Enter the required information for the filter type that you selected. You will see specific fields for each filter type displayed in the center of the tab. See Filter types.
Select one or both of the following options to determine additional actions when the filter flags an item:
- Flag the parent if it is a child item - if the filter flags a child item, then the parent will also be flagged.
- Flag all children of flagged parent - if the filter flags the parent, then the children will be flagged. Select this option if you only want to search for parent documents, but you also want to include the children of the documents that had a hit.
  - If you simply click Execute without flagging anything, the filter you've set up will only flag documents that actually meet the search criteria. This could be problematic if you want to then export the filtered data, especially in situations in which you've hit on a keyword that’s a child document but you didn’t hit on the parent document. This is because you can’t export a child document without also exporting its parent. Thus, it's recommended that you check either the flag the parent if it is a child item or the flag all children of a flagged parent option. Checking both of these brings in the entire family, which you can then export.
  - Flagging all children of a flagged parent ensures that you capture all children of a parent that contained a keyword hit.
  - If you have a parent item and it has, for example, ten children and one of the children hits on the keywords you entered and you check the flag for parent and then execute the filter and then export the data, it will display as one parent and one child.
Click one of these buttons:
- Rediscover - queues the files in the filter for re-import.
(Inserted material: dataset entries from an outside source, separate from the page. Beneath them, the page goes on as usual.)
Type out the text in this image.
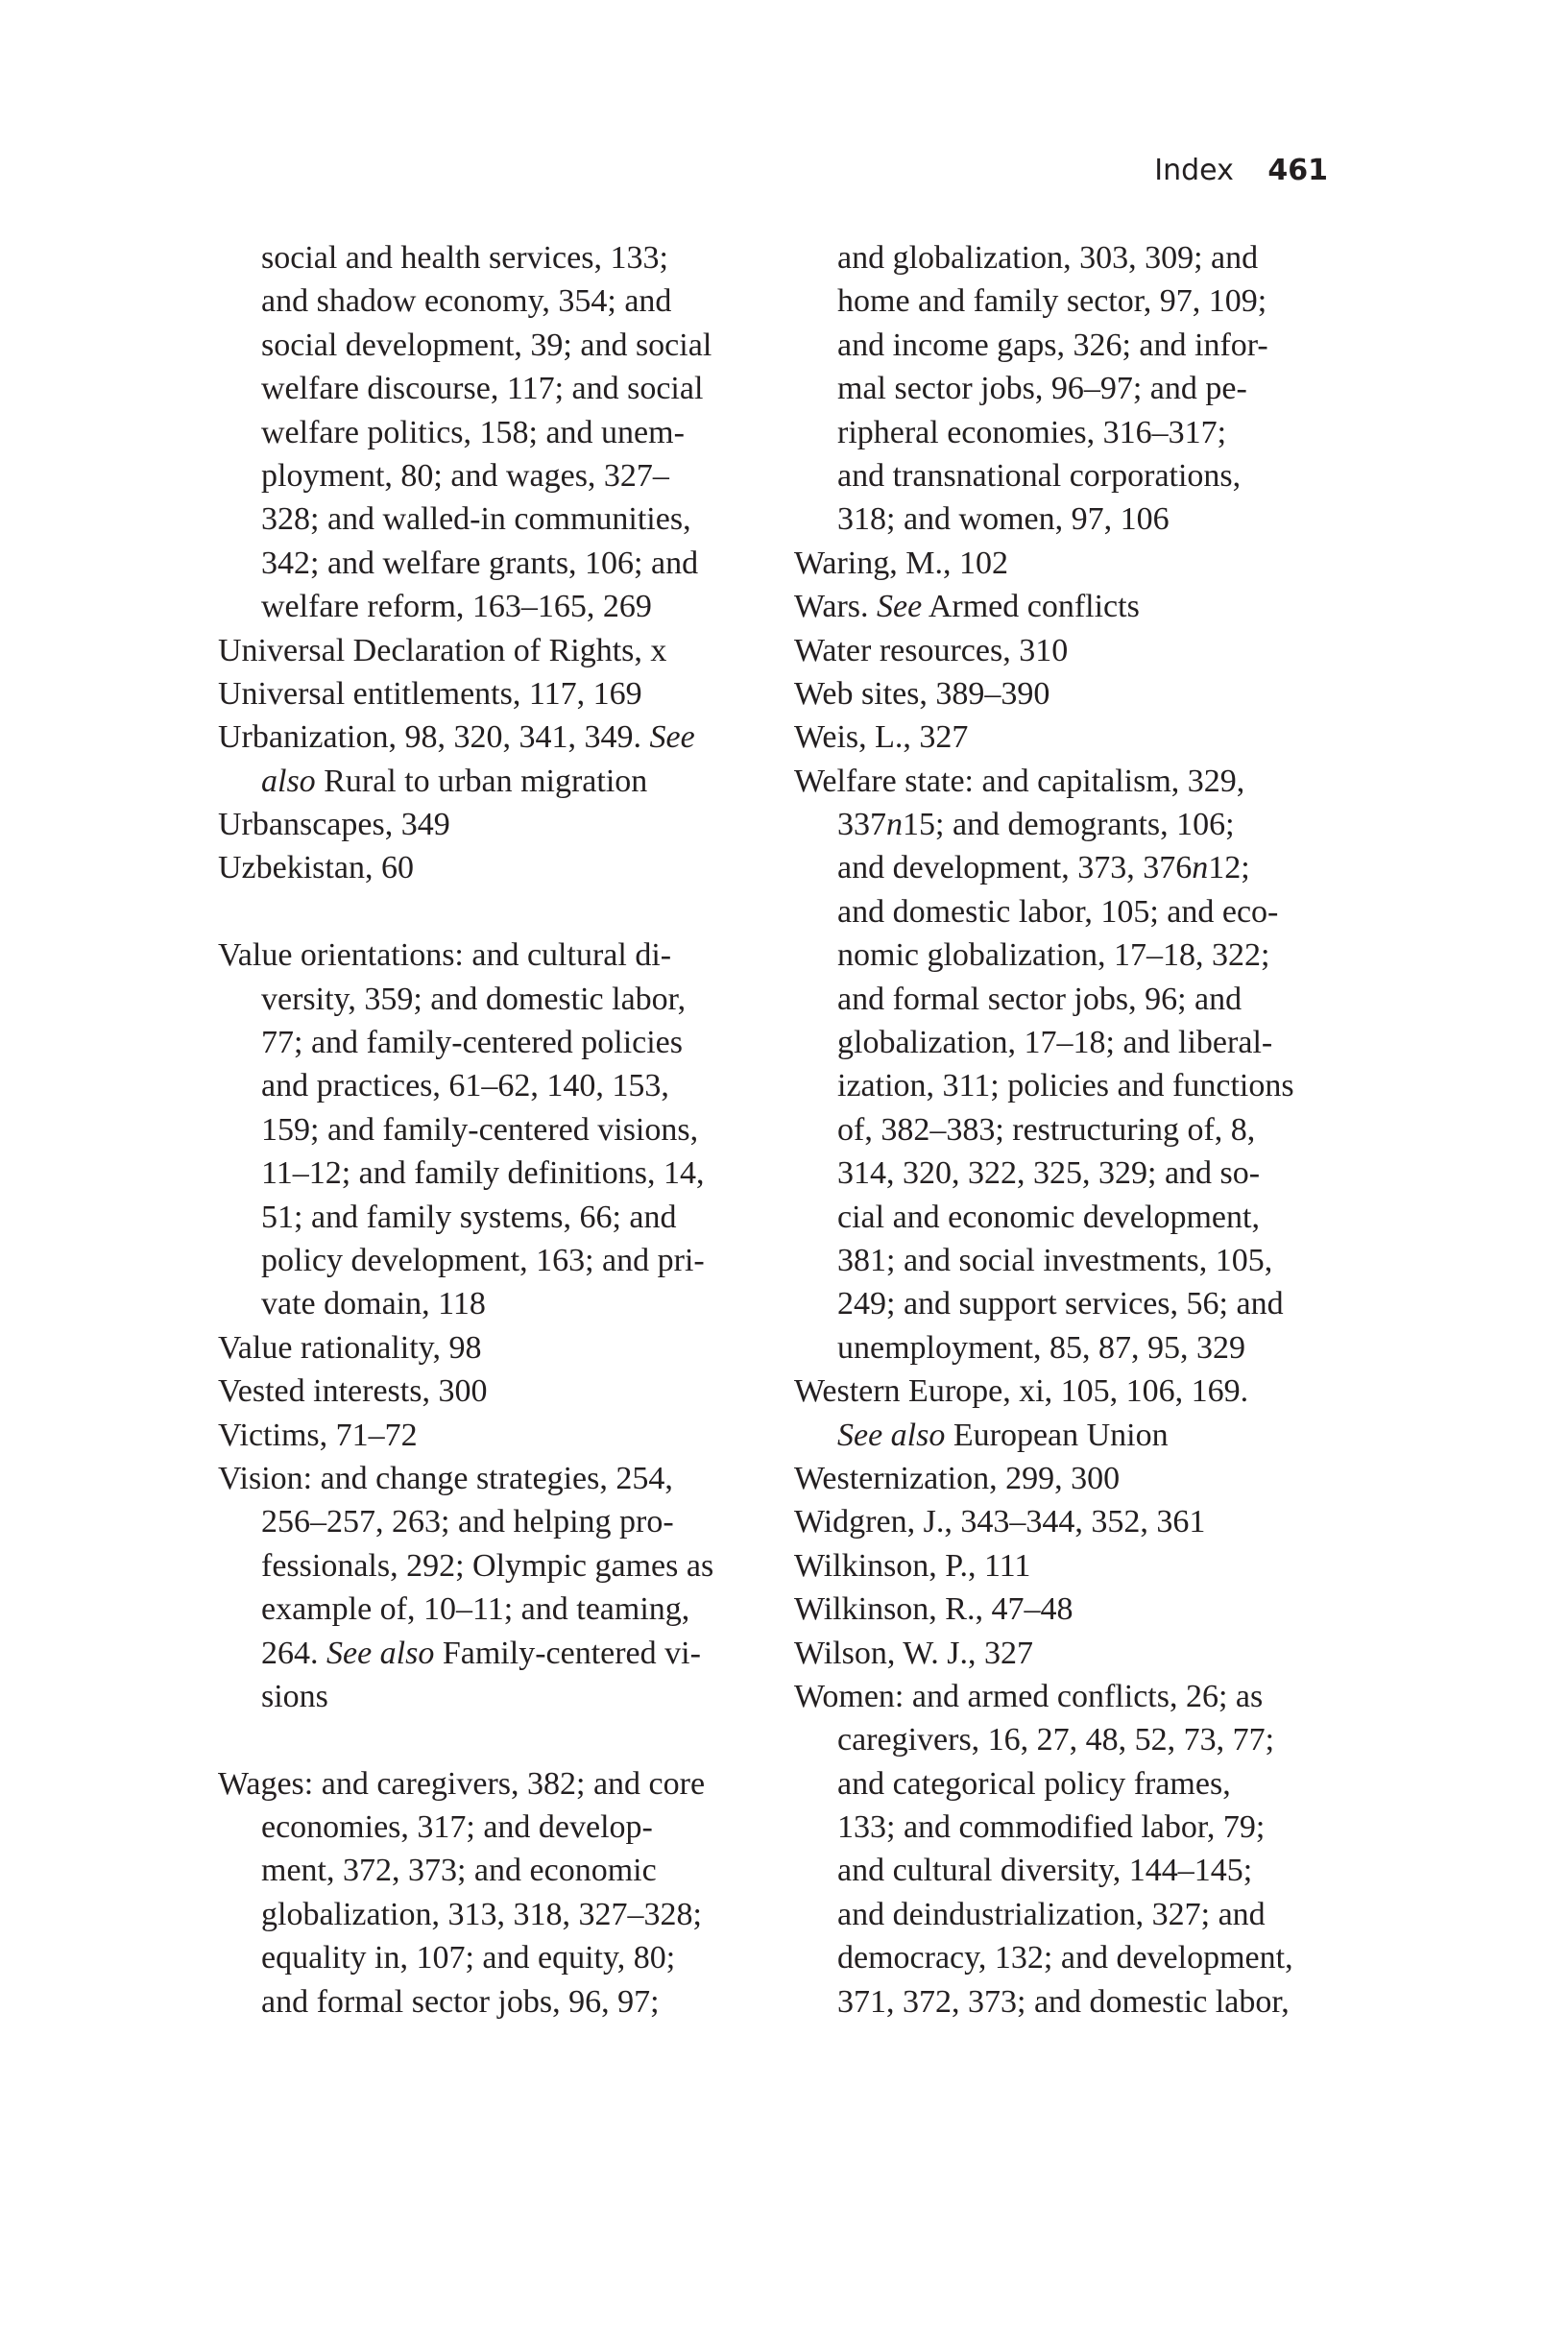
Index 461
social and health services, 133;
and shadow economy, 354; and
social development, 39; and social
welfare discourse, 117; and social
welfare politics, 158; and unem-
ployment, 80; and wages, 327–
328; and walled-in communities,
342; and welfare grants, 106; and
welfare reform, 163–165, 269
Universal Declaration of Rights, x
Universal entitlements, 117, 169
Urbanization, 98, 320, 341, 349. See
also Rural to urban migration
Urbanscapes, 349
Uzbekistan, 60
Value orientations: and cultural di-
versity, 359; and domestic labor,
77; and family-centered policies
and practices, 61–62, 140, 153,
159; and family-centered visions,
11–12; and family definitions, 14,
51; and family systems, 66; and
policy development, 163; and pri-
vate domain, 118
Value rationality, 98
Vested interests, 300
Victims, 71–72
Vision: and change strategies, 254,
256–257, 263; and helping pro-
fessionals, 292; Olympic games as
example of, 10–11; and teaming,
264. See also Family-centered vi-
sions
Wages: and caregivers, 382; and core
economies, 317; and develop-
ment, 372, 373; and economic
globalization, 313, 318, 327–328;
equality in, 107; and equity, 80;
and formal sector jobs, 96, 97;
and globalization, 303, 309; and
home and family sector, 97, 109;
and income gaps, 326; and infor-
mal sector jobs, 96–97; and pe-
ripheral economies, 316–317;
and transnational corporations,
318; and women, 97, 106
Waring, M., 102
Wars. See Armed conflicts
Water resources, 310
Web sites, 389–390
Weis, L., 327
Welfare state: and capitalism, 329,
337n15; and demogrants, 106;
and development, 373, 376n12;
and domestic labor, 105; and eco-
nomic globalization, 17–18, 322;
and formal sector jobs, 96; and
globalization, 17–18; and liberal-
ization, 311; policies and functions
of, 382–383; restructuring of, 8,
314, 320, 322, 325, 329; and so-
cial and economic development,
381; and social investments, 105,
249; and support services, 56; and
unemployment, 85, 87, 95, 329
Western Europe, xi, 105, 106, 169.
See also European Union
Westernization, 299, 300
Widgren, J., 343–344, 352, 361
Wilkinson, P., 111
Wilkinson, R., 47–48
Wilson, W. J., 327
Women: and armed conflicts, 26; as
caregivers, 16, 27, 48, 52, 73, 77;
and categorical policy frames,
133; and commodified labor, 79;
and cultural diversity, 144–145;
and deindustrialization, 327; and
democracy, 132; and development,
371, 372, 373; and domestic labor,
The filter must be executed first for this button to function.
- Clone Filter - clones the filter.
  - You can use the clone option to create a filter using identical date settings or keyword terms and then adjust the job list it's filtering. Alternatively, you can keep the jobs being filtered on and just change, for example, the end date on a date filter.
  - The newly created filter clone won't have any items in the filter until you click Execute. To clone a filter, click Clone Filter, enter a name for the new filter, press the Tab key, modify the filter according to your needs, and click Execute.
  - You can't modify filters used in an export that uses a setting of New, Replacement or Supplemental. If you need to alter a locked filter, you must first clone the filter and then edit the clone.
- Execute - runs the filter and populates the data in the RPC. Until you click Execute in the Filters window, you haven't yet set the filters you've created or added.

Note: When you see a list of import jobs in the filter window after selecting a filter type, those jobs are sorted by Job ID by default, but you can sort on any column (Custodian, Project, Job ID, CreateOn, etc.) you want to.

Once you've filtered data, you can create export files for review or production. See Exporting data.

Displaying filter results

To display the filter results, complete the following steps:

In the Data Stores window, right-click on an import job, and select Inspect.
From the Matter Inspector, click , and select a filter in the Filter to apply box.
Click the Add drop-down arrow to select the filter type.
- As an Include filter - includes any document that matches the criteria set in this filter. For example, you could add a keyword search as an include filter, so that all documents with this keyword are exported.
- As an Exclude filter - excludes any document that matches the criteria set in this filter.
- As a Privilege filter - flags documents that are potentially privileged based on their inclusion of privilege-relevant terms found in the full text search.
  - In the matter inspector, adding a privilege filter has no impact on the documents displayed.
  - Privilege filters are limited to exporting; however, a Boolean search is most often used for a privilege filter.
Close the window after you have selected all the required filters.
Click Refresh Needed to display a list of documents match your filter settings. For more information about the Matter Inspector, see Performing Quality Control Tasks.

Filter types

This section describes how to use the various filter types supported by the RPC.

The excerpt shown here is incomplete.